Algunos quizá recordéis la Guerra de Abjasia del 92-93, o quizá no, porque tuvo en la Guerra de Osetia del Sur de 2008 una especie de segunda parte; la actual Guerra de Ucrania, con las debidas distancias, parece una réplica a tiro de piedra y los conflictos por el territorio en las que fueran repúblicas soviéticas parecen un mal sueño, sangriento y sin final a la vista, en el que sujetos y fechas se nos confunden.
En aquella guerra, que podría ser cualquier otra, se ambienta Mandarinas, la película que Georgia presentó a la última edición de los Óscars, que logró ser nominada como Mejor Película Extranjera, y que supone un canto al sentido común, al valor de la ayuda y al entendimiento. Dirigida por Zaza Urushadze, la protagoniza Ivo (Lembit Ulfsak), un agricultor estonio-curiosamente, este actor también lo es-que no ha huido de la región pese a la cercanía del conflicto, y que, por generosidad y coincidencias del destino, acoge en su casa, y salva la vida, a dos combatientes moribundos y rivales: un checheno y un georgiano.

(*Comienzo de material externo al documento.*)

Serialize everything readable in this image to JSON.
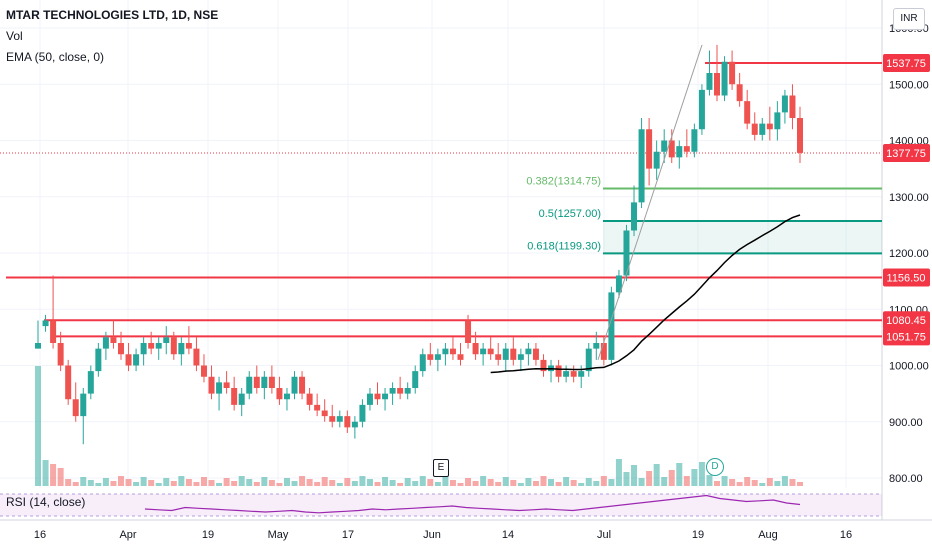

Sin caer del todo en un tono de fábula con moraleja moral, aunque su historia tiene algo de parábola religiosa, este agricultor, que nos transmite una enorme dignidad (Nadie mata a nadie bajo mi techo a no ser que yo lo diga), logra que los enemigos primero renuncien a asesinarse mientras están convalecientes, después prometan que no se matarán en su casa, y finalmente…consigue, sin dar lecciones y predicando sólo con el ejemplo, que tampoco lo hagan fuera. Pero ahí no acaban las dificultades y ese no es el fin de la historia.
Mandarinas (os encantará la razón del título) tiene algo de western, aunque no lo es, y tampoco se trata de una película bélica al uso: se desarrolla únicamente en el interior e inmediato exterior de una casa aislada en el bosque, sobria y austera, como los diálogos y el conjunto del filme, pero tan acogedora como su dueño. La imagen de la nieta de Ivo, que capta la atención de los combatientes, simboliza seguramente su conexión, no del todo perdida, con la vida pura y sin conflicto.
La narración es simple y a la vez rica, por los toques de humor bien elegidos en los momentos justos y la moderación enorme en la palabrería. La expresividad de los rostros y la fotografía-cuyo uso de la luz alude a la psicología de los personajes y al tono ligero o grave de cada escena-hacen el resto. Conmovedora y oportuna.